An elementary school principal in Pickerington, Ohio will serve a 10-day suspension without pay following inflammatory posts she made earlier this year on Facebook about Black Lives Matter, George Floyd, and COVID-19, according to reporting by Insider.
Ruth Stickel, principal of Fairfield Elementary School in Columbus, Ohio, commented “he was a criminal” on a news article post about a memorial scholarship named after George Floyd, a Black man who was killed by a Minneapolis police officer kneeling on his neck in late May.
Floyd’s death sparked nationwide protest and dialogue about the state of police brutality and racial injustice in America, especially after his death went viral on social media showing Minneapolis police officer Derek Chavin kneeling on Floyd’s neck for eight minutes.
According to an October report by the Columbus Dispatch, Stickel also shared an image on Facebook calling the Black Lives Matter movement a “leftist lie,” though a settlement signed by the school district on Dec. 7 found no evidence of Stickel making such a post.
Additionally, Stickel made controversial comments about the coronavirus pandemic, in which she appeared to endorse a conspiracy theory that the COVID-19 virus was intentionally created in a lab in Wuhan, China, where the COVID-19 was first discovered in late 2019.
Stickel also wrote that Dr. Anthony Fauci, director of the National Institute of Allergy and Infectious Diseases, should face murder charges, claiming “his little [President Barack] Obama and Fauci lab in Wuhan is cooking something up.”
In addition to her comments about BLM and COVID-19, Stickel also targeted Vice President-elect Kamala Harris, stating that Harris was going to turn the U.S. into a “communist nation,” according to Insider.
Stickel received a disciplinary letter from the Pickerington school district Wednesday detailing the disciplinary action following her problematic social media behavior. Zack Howard, the Pickerington school district’s chief administrative officer, said in the disciplinary letter to Stickel that the inappropriate posts “caused a disruption to the school district.”
Further violations, the letter warned, would result in further discipline, including possible termination, according to the Columbus Dispatch.
According to a report by ThisWeek Community News, Stickel agreed to delete the posts and serve a suspension over the course of 10 weeks, with suspension for four days in January, four days in February, and two days in March.
Stickel is not the only principal in the school district with controversial social media posts. Damicka Bates, a Black assistant principal, was denied promotion to principal of Pickerington Elementary School in late July after posting a photo of her daughter posing near anti-police graffiti.

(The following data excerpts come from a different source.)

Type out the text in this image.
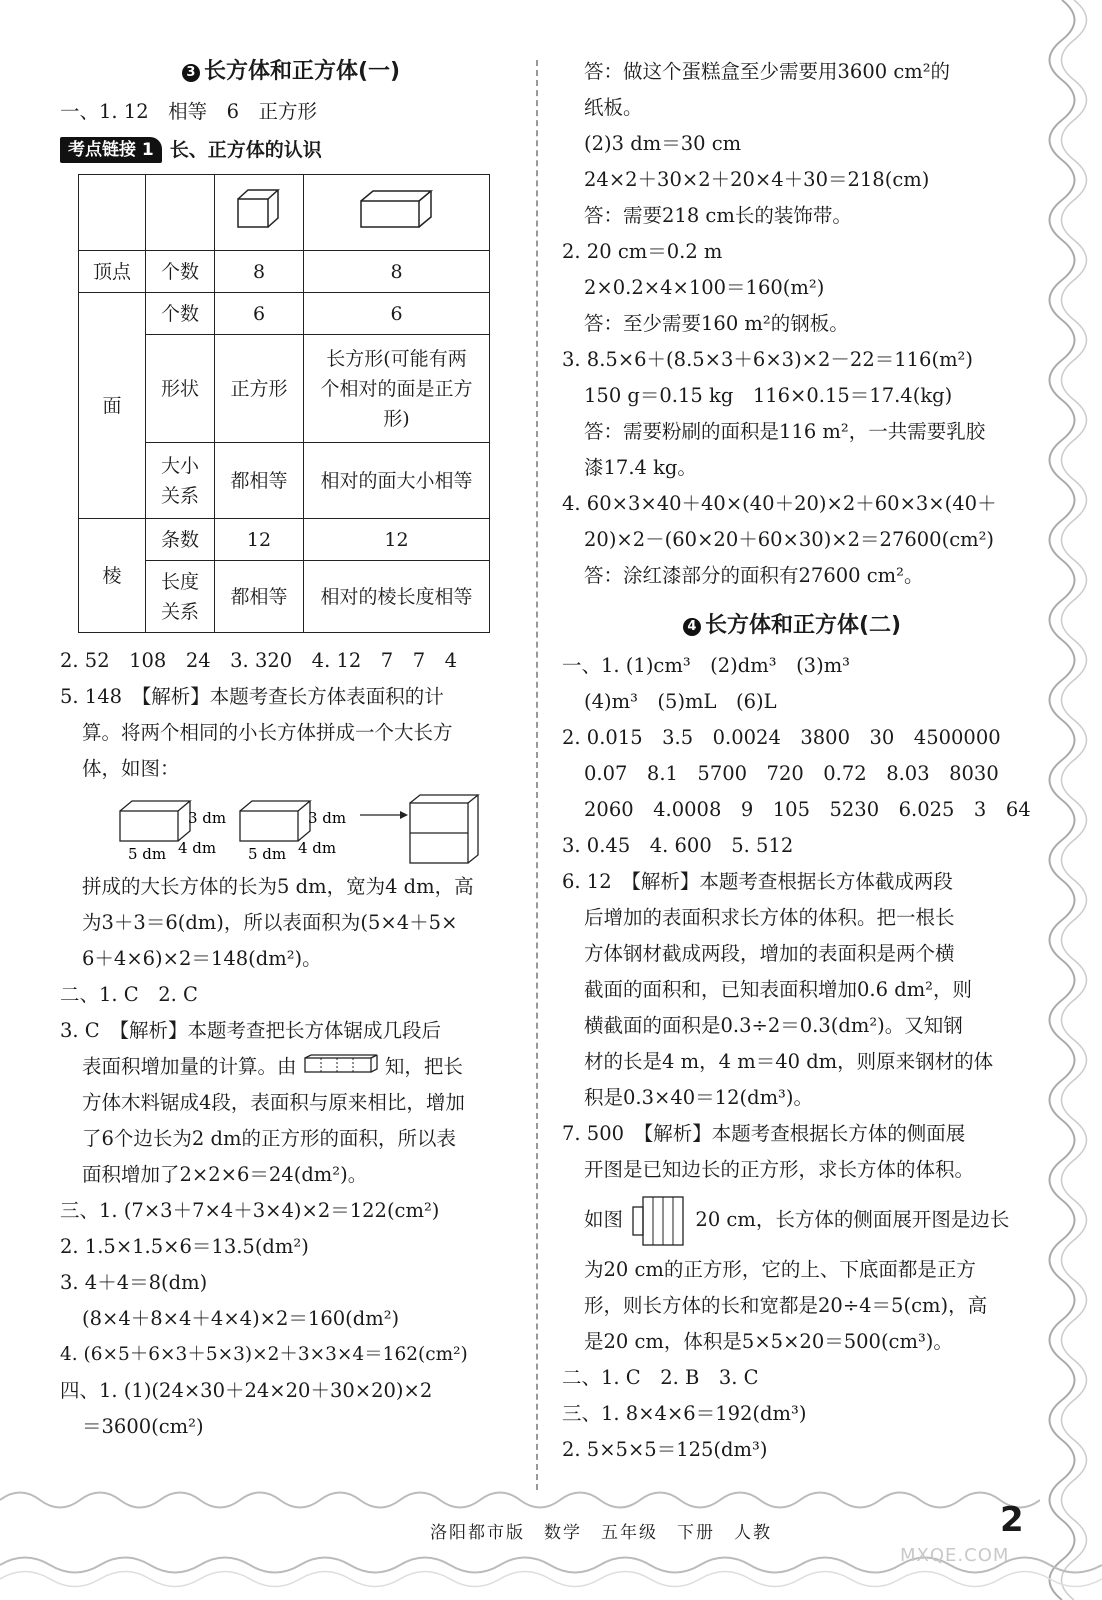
3 长方体和正方体(一)
一、1. 12　相等　6　正方形
考点链接 1 长、正方体的认识

顶点	个数	8	8
面	个数	6	6
	形状	正方形	长方形(可能有两个相对的面是正方形)
	大小关系	都相等	相对的面大小相等
棱	条数	12	12
	长度关系	都相等	相对的棱长度相等
2. 52　108　24　3. 320　4. 12　7　7　4
5. 148　【解析】本题考查长方体表面积的计
算。将两个相同的小长方体拼成一个大长方
体，如图：
3 dm
4 dm
5 dm
3 dm
4 dm
5 dm
拼成的大长方体的长为5 dm，宽为4 dm，高
为3＋3＝6(dm)，所以表面积为(5×4＋5×
6＋4×6)×2＝148(dm²)。
二、1. C　2. C
3. C　【解析】本题考查把长方体锯成几段后
表面积增加量的计算。由	知，把长
方体木料锯成4段，表面积与原来相比，增加
了6个边长为2 dm的正方形的面积，所以表
面积增加了2×2×6＝24(dm²)。
三、1. (7×3＋7×4＋3×4)×2＝122(cm²)
2. 1.5×1.5×6＝13.5(dm²)
3. 4＋4＝8(dm)
(8×4＋8×4＋4×4)×2＝160(dm²)
4. (6×5＋6×3＋5×3)×2＋3×3×4＝162(cm²)
四、1. (1)(24×30＋24×20＋30×20)×2
＝3600(cm²)
答：做这个蛋糕盒至少需要用3600 cm²的
纸板。
(2)3 dm＝30 cm
24×2＋30×2＋20×4＋30＝218(cm)
答：需要218 cm长的装饰带。
2. 20 cm＝0.2 m
2×0.2×4×100＝160(m²)
答：至少需要160 m²的钢板。
3. 8.5×6＋(8.5×3＋6×3)×2－22＝116(m²)
150 g＝0.15 kg　116×0.15＝17.4(kg)
答：需要粉刷的面积是116 m²，一共需要乳胶
漆17.4 kg。
4. 60×3×40＋40×(40＋20)×2＋60×3×(40＋
20)×2－(60×20＋60×30)×2＝27600(cm²)
答：涂红漆部分的面积有27600 cm²。
4 长方体和正方体(二)
一、1. (1)cm³　(2)dm³　(3)m³
(4)m³　(5)mL　(6)L
2. 0.015　3.5　0.0024　3800　30　4500000
0.07　8.1　5700　720　0.72　8.03　8030
2060　4.0008　9　105　5230　6.025　3　64
3. 0.45　4. 600　5. 512
6. 12　【解析】本题考查根据长方体截成两段
后增加的表面积求长方体的体积。把一根长
方体钢材截成两段，增加的表面积是两个横
截面的面积和，已知表面积增加0.6 dm²，则
横截面的面积是0.3÷2＝0.3(dm²)。又知钢
材的长是4 m，4 m＝40 dm，则原来钢材的体
积是0.3×40＝12(dm³)。
7. 500　【解析】本题考查根据长方体的侧面展
开图是已知边长的正方形，求长方体的体积。
如图	20 cm，长方体的侧面展开图是边长
为20 cm的正方形，它的上、下底面都是正方
形，则长方体的长和宽都是20÷4＝5(cm)，高
是20 cm，体积是5×5×20＝500(cm³)。
二、1. C　2. B　3. C
三、1. 8×4×6＝192(dm³)
2. 5×5×5＝125(dm³)
洛阳都市版　数学　五年级　下册　人教	2
MXQE.COM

Following Stickel’s settlement with the district, Bates’ denial of promotion raised concern among community members who argued that the social media policy and disciplinary action was being applied equally.
According to Pickerington’s Board of Education, the district’s social media policy states that they can regulate the use of social media by employees, including on personal accounts, under certain circumstances.

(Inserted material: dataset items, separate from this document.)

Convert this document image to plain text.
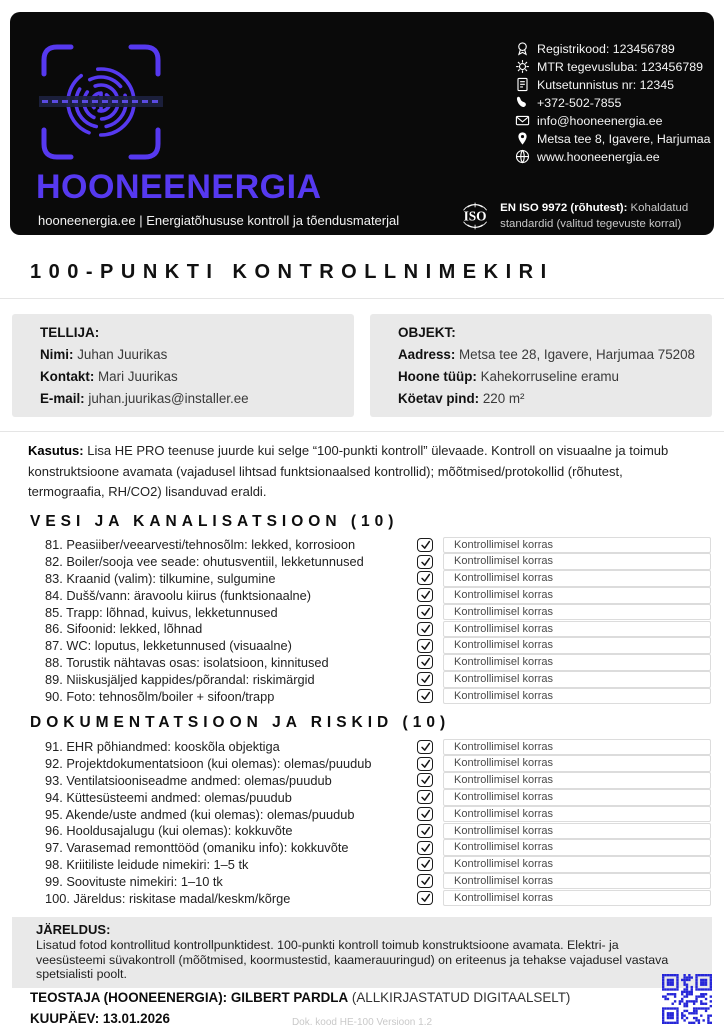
HOONEENERGIA
hooneenergia.ee | Energiatõhususe kontroll ja tõendusmaterjal
Registrikood: 123456789
MTR tegevusluba: 123456789
Kutsetunnistus nr: 12345
+372-502-7855
info@hooneenergia.ee
Metsa tee 8, Igavere, Harjumaa
www.hooneenergia.ee
ISO
EN ISO 9972 (rõhutest): Kohaldatud standardid (valitud tegevuste korral)
100-PUNKTI KONTROLLNIMEKIRI
TELLIJA:
Nimi: Juhan Juurikas
Kontakt: Mari Juurikas
E-mail: juhan.juurikas@installer.ee
OBJEKT:
Aadress: Metsa tee 28, Igavere, Harjumaa 75208
Hoone tüüp: Kahekorruseline eramu
Köetav pind: 220 m²
Kasutus: Lisa HE PRO teenuse juurde kui selge “100-punkti kontroll” ülevaade. Kontroll on visuaalne ja toimub konstruktsioone avamata (vajadusel lihtsad funktsionaalsed kontrollid); mõõtmised/protokollid (rõhutest, termograafia, RH/CO2) lisanduvad eraldi.
VESI JA KANALISATSIOON (10)
81. Peasiiber/veearvesti/tehnosõlm: lekked, korrosioon	Kontrollimisel korras
82. Boiler/sooja vee seade: ohutusventiil, lekketunnused	Kontrollimisel korras
83. Kraanid (valim): tilkumine, sulgumine	Kontrollimisel korras
84. Dušš/vann: äravoolu kiirus (funktsionaalne)	Kontrollimisel korras
85. Trapp: lõhnad, kuivus, lekketunnused	Kontrollimisel korras
86. Sifoonid: lekked, lõhnad	Kontrollimisel korras
87. WC: loputus, lekketunnused (visuaalne)	Kontrollimisel korras
88. Torustik nähtavas osas: isolatsioon, kinnitused	Kontrollimisel korras
89. Niiskusjäljed kappides/põrandal: riskimärgid	Kontrollimisel korras
90. Foto: tehnosõlm/boiler + sifoon/trapp	Kontrollimisel korras
DOKUMENTATSIOON JA RISKID (10)
91. EHR põhiandmed: kooskõla objektiga	Kontrollimisel korras
92. Projektdokumentatsioon (kui olemas): olemas/puudub	Kontrollimisel korras
93. Ventilatsiooniseadme andmed: olemas/puudub	Kontrollimisel korras
94. Küttesüsteemi andmed: olemas/puudub	Kontrollimisel korras
95. Akende/uste andmed (kui olemas): olemas/puudub	Kontrollimisel korras
96. Hooldusajalugu (kui olemas): kokkuvõte	Kontrollimisel korras
97. Varasemad remonttööd (omaniku info): kokkuvõte	Kontrollimisel korras
98. Kriitiliste leidude nimekiri: 1–5 tk	Kontrollimisel korras
99. Soovituste nimekiri: 1–10 tk	Kontrollimisel korras
100. Järeldus: riskitase madal/keskm/kõrge	Kontrollimisel korras
JÄRELDUS:
Lisatud fotod kontrollitud kontrollpunktidest. 100-punkti kontroll toimub konstruktsioone avamata. Elektri- ja veesüsteemi süvakontroll (mõõtmised, koormustestid, kaamerauuringud) on eriteenus ja tehakse vajadusel vastava spetsialisti poolt.
TEOSTAJA (HOONEENERGIA): GILBERT PARDLA (ALLKIRJASTATUD DIGITAALSELT)
KUUPÄEV: 13.01.2026	Dok. kood HE-100 Versioon 1.2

Charles E. Newman, senior pastor at Antioch Baptist Church of Columbus and a Pickerington North High School graduate, told the Columbus Dispatch that the district has ignored racially biased behavior directed toward administrators, teachers, staff, and students of color by those in leadership positions.

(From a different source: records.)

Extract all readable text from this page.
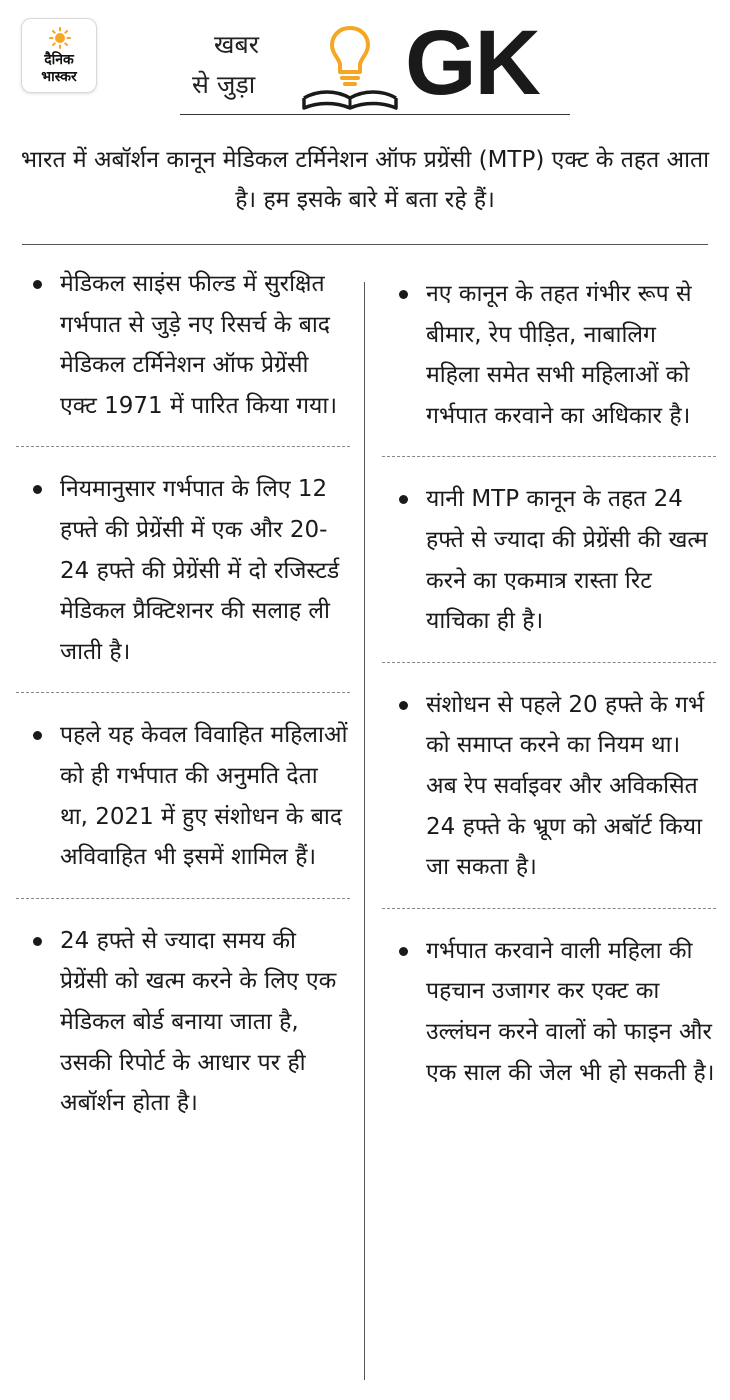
दैनिक
भास्कर
खबर
से जुड़ा GK
भारत में अबॉर्शन कानून मेडिकल टर्मिनेशन ऑफ प्रग्रेंसी (MTP) एक्ट के तहत आता है। हम इसके बारे में बता रहे हैं।
मेडिकल साइंस फील्ड में सुरक्षित गर्भपात से जुड़े नए रिसर्च के बाद मेडिकल टर्मिनेशन ऑफ प्रेग्रेंसी एक्ट 1971 में पारित किया गया।
नियमानुसार गर्भपात के लिए 12 हफ्ते की प्रेग्रेंसी में एक और 20-24 हफ्ते की प्रेग्रेंसी में दो रजिस्टर्ड मेडिकल प्रैक्टिशनर की सलाह ली जाती है।
पहले यह केवल विवाहित महिलाओं को ही गर्भपात की अनुमति देता था, 2021 में हुए संशोधन के बाद अविवाहित भी इसमें शामिल हैं।
24 हफ्ते से ज्यादा समय की प्रेग्रेंसी को खत्म करने के लिए एक मेडिकल बोर्ड बनाया जाता है, उसकी रिपोर्ट के आधार पर ही अबॉर्शन होता है।
नए कानून के तहत गंभीर रूप से बीमार, रेप पीड़ित, नाबालिग महिला समेत सभी महिलाओं को गर्भपात करवाने का अधिकार है।
यानी MTP कानून के तहत 24 हफ्ते से ज्यादा की प्रेग्रेंसी की खत्म करने का एकमात्र रास्ता रिट याचिका ही है।
संशोधन से पहले 20 हफ्ते के गर्भ को समाप्त करने का नियम था। अब रेप सर्वाइवर और अविकसित 24 हफ्ते के भ्रूण को अबॉर्ट किया जा सकता है।
गर्भपात करवाने वाली महिला की पहचान उजागर कर एक्ट का उल्लंघन करने वालों को फाइन और एक साल की जेल भी हो सकती है।
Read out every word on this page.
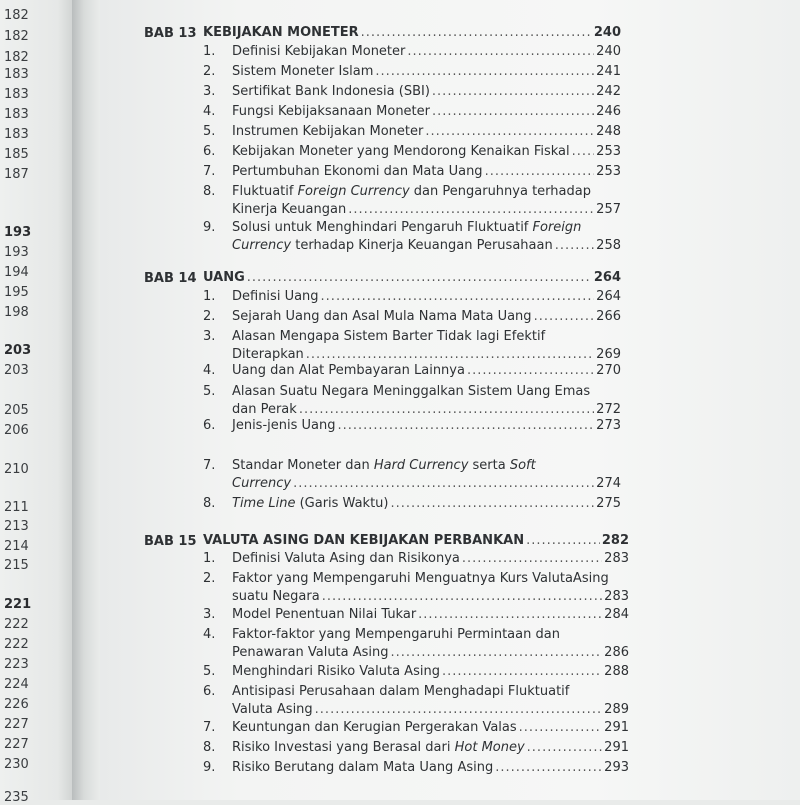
BAB 13 KEBIJAKAN MONETER .....	240
1. Definisi Kebijakan Moneter .....	240
2. Sistem Moneter Islam .....	241
3. Sertifikat Bank Indonesia (SBI) .....	242
4. Fungsi Kebijaksanaan Moneter .....	246
5. Instrumen Kebijakan Moneter .....	248
6. Kebijakan Moneter yang Mendorong Kenaikan Fiskal ..... 253
7. Pertumbuhan Ekonomi dan Mata Uang .....	253
8. Fluktuatif Foreign Currency dan Pengaruhnya terhadap
Kinerja Keuangan .....	257
9. Solusi untuk Menghindari Pengaruh Fluktuatif Foreign
Currency terhadap Kinerja Keuangan Perusahaan .....	258
BAB 14 UANG .....	264
1. Definisi Uang .....	264
2. Sejarah Uang dan Asal Mula Nama Mata Uang .....	266
3. Alasan Mengapa Sistem Barter Tidak lagi Efektif
Diterapkan .....	269
4. Uang dan Alat Pembayaran Lainnya .....	270
5. Alasan Suatu Negara Meninggalkan Sistem Uang Emas
dan Perak .....	272
6. Jenis-jenis Uang .....	273
7. Standar Moneter dan Hard Currency serta Soft
Currency .....	274
8. Time Line (Garis Waktu) .....	275
BAB 15 VALUTA ASING DAN KEBIJAKAN PERBANKAN .....	282
1. Definisi Valuta Asing dan Risikonya .....	283
2. Faktor yang Mempengaruhi Menguatnya Kurs ValutaAsing
suatu Negara .....	283
3. Model Penentuan Nilai Tukar .....	284
4. Faktor-faktor yang Mempengaruhi Permintaan dan
Penawaran Valuta Asing .....	286
5. Menghindari Risiko Valuta Asing .....	288
6. Antisipasi Perusahaan dalam Menghadapi Fluktuatif
Valuta Asing .....	289
7. Keuntungan dan Kerugian Pergerakan Valas .....	291
8. Risiko Investasi yang Berasal dari Hot Money .....	291
9. Risiko Berutang dalam Mata Uang Asing .....	293
182
182
182
183
183
183
183
185
187
193
193
194
195
198
203
203
205
206
210
211
213
214
215
221
222
222
223
224
226
227
227
230
235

“When we looked at both situations, the discipline was unequal,” Newman said.
Bates apologized for the post, saying the photo appeared to be cropped in a preview before she posted it to Instagram and Facebook, so she didn’t see the derogatory statement.
On Dec. 18, the district posted on its website that it had conducted separate investigations of both incidents and found both administrators violated policies governing acceptable use of social media by employees, according to ThisWeek Community News.
“As a district that values diversity, we proudly represent over 10,000 students, their families and other stakeholders,” the post states. “In these two cases, unacceptable social-media use caused the district to take a stance on issues that are seemingly divisive; however, justice demands that each case is considered on its own merits.